Untuk maksud ini, bukan rahasia lagi bahwa uang menjadi instrumen utama dalam proses ini. Di sisi lain, kalau ada pasangan calon yang sangat populer, partai-partai akan cenderung mendekat ke mereka dengan motivasi agar bisa ikut menjadi bagian dari pemenang.
Perilaku oportunisme partai-partai, baik dengan motivasi uang maupun motivasi ikut menjadi pemenang tanpa kerja keras berlaku di hampir semua daerah. Kalau satu pasang calon menghimpun banyak partai pendukung, akan terbangun kesan bahwa calon lain pasti akan kalah, sehingga partai-partai yang tersisa tidak berani mengajukan calon. Logikanya, “buat apa maju kalau sudah tahu akan kalah.”
Pragmatisme seperti ini tidak bisa disalahkan mengingat biaya Pilkada yang mahal selain mungkin harga diri seseorang yang semula mau dicalonkan dipertaruhkan. Kasarnya, “malu menjadi pihak yang kalah telak.” Ini salah satu alasan terjadi calon tunggal.

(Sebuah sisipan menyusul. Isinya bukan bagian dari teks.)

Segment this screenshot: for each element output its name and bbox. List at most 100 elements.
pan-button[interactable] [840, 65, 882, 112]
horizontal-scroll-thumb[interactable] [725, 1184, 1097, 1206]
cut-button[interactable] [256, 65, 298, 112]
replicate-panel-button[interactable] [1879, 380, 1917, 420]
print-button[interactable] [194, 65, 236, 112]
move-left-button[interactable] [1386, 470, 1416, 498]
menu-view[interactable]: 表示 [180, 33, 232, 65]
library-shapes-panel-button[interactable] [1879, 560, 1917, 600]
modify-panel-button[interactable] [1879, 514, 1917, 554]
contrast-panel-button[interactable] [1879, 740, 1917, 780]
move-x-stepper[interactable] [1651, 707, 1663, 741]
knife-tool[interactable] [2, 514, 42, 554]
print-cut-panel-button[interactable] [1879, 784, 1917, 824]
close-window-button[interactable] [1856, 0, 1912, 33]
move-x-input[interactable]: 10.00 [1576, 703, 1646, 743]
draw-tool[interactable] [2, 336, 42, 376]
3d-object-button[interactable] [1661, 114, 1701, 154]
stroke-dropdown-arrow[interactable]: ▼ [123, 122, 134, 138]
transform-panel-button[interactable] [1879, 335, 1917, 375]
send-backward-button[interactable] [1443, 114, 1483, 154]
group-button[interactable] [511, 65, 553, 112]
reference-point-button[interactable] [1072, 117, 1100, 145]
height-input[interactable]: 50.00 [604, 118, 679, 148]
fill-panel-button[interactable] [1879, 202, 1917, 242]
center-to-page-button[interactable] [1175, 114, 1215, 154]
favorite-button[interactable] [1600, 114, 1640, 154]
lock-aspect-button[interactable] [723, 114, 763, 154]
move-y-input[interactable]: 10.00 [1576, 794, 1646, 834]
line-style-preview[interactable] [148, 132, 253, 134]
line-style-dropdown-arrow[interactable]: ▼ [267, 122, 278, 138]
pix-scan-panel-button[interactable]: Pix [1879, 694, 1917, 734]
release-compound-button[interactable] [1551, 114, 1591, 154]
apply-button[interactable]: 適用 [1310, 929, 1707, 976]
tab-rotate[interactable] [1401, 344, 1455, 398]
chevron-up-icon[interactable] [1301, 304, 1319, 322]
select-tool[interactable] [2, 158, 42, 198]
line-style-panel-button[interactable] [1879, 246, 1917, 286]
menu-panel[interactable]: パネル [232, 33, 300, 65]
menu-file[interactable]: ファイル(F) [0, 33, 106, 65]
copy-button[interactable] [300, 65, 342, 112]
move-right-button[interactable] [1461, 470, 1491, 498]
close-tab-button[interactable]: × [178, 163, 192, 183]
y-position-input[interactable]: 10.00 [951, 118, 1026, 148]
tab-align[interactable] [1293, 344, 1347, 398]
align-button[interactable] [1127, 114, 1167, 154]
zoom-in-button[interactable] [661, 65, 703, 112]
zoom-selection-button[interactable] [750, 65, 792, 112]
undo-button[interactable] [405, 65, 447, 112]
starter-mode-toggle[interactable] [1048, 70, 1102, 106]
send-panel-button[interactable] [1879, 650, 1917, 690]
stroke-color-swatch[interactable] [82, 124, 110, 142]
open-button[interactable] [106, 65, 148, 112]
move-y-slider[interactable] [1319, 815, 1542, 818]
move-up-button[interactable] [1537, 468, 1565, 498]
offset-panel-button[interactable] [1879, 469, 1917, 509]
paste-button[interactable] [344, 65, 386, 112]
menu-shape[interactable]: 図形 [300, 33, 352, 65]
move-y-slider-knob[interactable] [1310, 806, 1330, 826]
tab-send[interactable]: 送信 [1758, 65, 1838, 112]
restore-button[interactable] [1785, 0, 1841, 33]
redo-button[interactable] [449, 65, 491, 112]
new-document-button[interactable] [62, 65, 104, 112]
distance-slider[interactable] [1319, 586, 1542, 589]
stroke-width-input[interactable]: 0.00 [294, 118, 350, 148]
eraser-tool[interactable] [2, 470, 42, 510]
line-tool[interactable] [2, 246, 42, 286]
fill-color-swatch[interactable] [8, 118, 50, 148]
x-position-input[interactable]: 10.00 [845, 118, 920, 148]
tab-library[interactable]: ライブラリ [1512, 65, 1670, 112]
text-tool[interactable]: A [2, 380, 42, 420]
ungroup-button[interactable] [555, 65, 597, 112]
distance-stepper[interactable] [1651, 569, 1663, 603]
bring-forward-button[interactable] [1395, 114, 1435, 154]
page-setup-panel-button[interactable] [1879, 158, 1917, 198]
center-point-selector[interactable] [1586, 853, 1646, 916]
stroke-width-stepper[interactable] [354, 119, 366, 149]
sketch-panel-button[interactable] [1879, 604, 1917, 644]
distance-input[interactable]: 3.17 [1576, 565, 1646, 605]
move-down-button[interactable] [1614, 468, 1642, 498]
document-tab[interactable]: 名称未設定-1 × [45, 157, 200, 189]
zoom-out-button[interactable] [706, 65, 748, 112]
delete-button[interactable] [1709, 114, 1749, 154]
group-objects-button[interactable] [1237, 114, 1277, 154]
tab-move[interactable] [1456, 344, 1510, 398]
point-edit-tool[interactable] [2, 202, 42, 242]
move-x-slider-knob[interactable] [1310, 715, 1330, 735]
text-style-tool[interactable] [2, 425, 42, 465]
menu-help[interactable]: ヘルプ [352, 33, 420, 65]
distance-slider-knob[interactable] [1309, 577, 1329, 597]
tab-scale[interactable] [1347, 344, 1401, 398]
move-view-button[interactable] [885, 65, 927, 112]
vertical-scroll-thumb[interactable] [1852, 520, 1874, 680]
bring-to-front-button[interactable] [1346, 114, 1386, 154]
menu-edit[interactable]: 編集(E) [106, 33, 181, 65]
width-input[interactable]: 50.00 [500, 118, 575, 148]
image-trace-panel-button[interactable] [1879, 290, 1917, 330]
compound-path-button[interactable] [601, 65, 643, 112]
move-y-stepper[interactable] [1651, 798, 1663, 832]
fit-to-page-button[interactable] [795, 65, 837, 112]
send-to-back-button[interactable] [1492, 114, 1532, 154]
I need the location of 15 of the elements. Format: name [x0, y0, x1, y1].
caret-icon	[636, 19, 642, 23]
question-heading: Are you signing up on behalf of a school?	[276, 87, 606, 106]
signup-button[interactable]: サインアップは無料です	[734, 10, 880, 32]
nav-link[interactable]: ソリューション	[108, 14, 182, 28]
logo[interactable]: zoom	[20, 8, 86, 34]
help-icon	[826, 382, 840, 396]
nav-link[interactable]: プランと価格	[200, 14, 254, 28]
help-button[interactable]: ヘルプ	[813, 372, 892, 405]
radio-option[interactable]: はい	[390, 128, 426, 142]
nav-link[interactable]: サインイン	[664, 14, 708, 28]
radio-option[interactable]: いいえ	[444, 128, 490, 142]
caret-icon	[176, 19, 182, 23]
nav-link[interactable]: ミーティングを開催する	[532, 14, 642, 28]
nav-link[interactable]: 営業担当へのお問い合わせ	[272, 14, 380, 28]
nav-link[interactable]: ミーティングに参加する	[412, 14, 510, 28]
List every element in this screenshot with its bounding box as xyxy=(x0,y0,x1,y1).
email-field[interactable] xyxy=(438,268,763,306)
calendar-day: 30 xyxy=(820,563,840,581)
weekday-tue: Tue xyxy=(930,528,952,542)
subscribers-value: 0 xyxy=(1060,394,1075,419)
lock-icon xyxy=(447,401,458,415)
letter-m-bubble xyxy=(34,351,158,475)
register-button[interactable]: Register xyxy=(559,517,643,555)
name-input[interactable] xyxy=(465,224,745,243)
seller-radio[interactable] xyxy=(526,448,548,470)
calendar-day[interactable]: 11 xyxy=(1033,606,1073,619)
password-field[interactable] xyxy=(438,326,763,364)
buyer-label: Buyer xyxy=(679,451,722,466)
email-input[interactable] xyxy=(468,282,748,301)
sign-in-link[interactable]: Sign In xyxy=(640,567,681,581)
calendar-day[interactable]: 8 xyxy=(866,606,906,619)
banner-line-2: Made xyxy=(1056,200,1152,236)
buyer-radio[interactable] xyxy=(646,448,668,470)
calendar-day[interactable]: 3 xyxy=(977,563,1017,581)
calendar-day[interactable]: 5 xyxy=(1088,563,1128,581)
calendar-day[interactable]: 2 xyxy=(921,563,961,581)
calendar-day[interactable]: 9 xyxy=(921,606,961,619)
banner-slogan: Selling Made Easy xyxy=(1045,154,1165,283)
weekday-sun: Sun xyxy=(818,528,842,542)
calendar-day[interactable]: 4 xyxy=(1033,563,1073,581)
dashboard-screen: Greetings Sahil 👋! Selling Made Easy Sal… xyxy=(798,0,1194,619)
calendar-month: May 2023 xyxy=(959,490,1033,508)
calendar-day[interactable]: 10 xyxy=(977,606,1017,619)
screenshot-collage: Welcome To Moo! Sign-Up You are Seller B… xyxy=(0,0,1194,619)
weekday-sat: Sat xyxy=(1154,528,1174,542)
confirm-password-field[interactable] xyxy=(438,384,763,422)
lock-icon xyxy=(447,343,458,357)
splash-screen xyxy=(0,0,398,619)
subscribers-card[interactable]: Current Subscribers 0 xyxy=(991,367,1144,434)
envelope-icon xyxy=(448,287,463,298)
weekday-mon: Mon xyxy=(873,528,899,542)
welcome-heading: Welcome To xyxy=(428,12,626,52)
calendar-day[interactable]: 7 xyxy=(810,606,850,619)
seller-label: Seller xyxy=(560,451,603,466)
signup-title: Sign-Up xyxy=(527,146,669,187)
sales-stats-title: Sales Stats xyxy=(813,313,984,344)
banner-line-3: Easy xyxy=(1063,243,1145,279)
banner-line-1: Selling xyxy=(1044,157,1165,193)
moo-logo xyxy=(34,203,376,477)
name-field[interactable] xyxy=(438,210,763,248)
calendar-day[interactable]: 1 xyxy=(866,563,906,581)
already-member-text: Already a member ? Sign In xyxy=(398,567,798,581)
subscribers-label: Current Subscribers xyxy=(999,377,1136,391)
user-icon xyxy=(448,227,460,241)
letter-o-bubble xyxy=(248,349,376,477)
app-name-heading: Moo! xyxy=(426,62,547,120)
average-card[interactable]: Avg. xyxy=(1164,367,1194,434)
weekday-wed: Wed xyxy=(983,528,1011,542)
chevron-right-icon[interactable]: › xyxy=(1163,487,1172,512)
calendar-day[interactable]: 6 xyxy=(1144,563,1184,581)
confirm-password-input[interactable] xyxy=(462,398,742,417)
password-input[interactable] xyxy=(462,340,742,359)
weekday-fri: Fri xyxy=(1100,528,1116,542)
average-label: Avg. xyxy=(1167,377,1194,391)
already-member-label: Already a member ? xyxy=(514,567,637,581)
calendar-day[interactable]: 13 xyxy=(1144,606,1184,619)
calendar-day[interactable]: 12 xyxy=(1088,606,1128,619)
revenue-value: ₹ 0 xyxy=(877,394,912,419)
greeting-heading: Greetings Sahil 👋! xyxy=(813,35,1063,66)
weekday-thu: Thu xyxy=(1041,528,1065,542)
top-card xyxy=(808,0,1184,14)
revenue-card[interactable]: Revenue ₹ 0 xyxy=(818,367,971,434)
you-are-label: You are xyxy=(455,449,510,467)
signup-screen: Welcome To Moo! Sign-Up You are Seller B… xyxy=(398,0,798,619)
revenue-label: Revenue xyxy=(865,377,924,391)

Kalau pun dipaksakan harus ada “calon boneka,” itu semata mata sekadar melegalkan proses Pilkada saja. Secara etika, itu menciderai makna demokrasi sebagai sebuah ajang kompetisi yang sehat, yang memberikan peluang yang sama kepada setiap calon untuk menang, tergantung penilaian para pemilih terhadap integritas, kompetensi, dan komitmen mereka.
Lantas apa pula tujuan diadakan Pilkada serentak?
Waktu gagasan itu pertama kali diwacanakan beberapa tahun yang lalu, dikalkulasi bahwa pilkada serentak akan lebih efisien dari segi pembiayaan dan lebih praktis karena Komisi Pemilihan Umum ( KPU) bisa lebih fokus mengatur jadwal dibanding Pilkada setiap bulan di tempat yang berbeda.
Tapi kenyataannya?
Kenyataannya KPU menganggarkan biaya pilkada serentak jauh lebih mahal! Silakan cek angkanya ke KPU.[]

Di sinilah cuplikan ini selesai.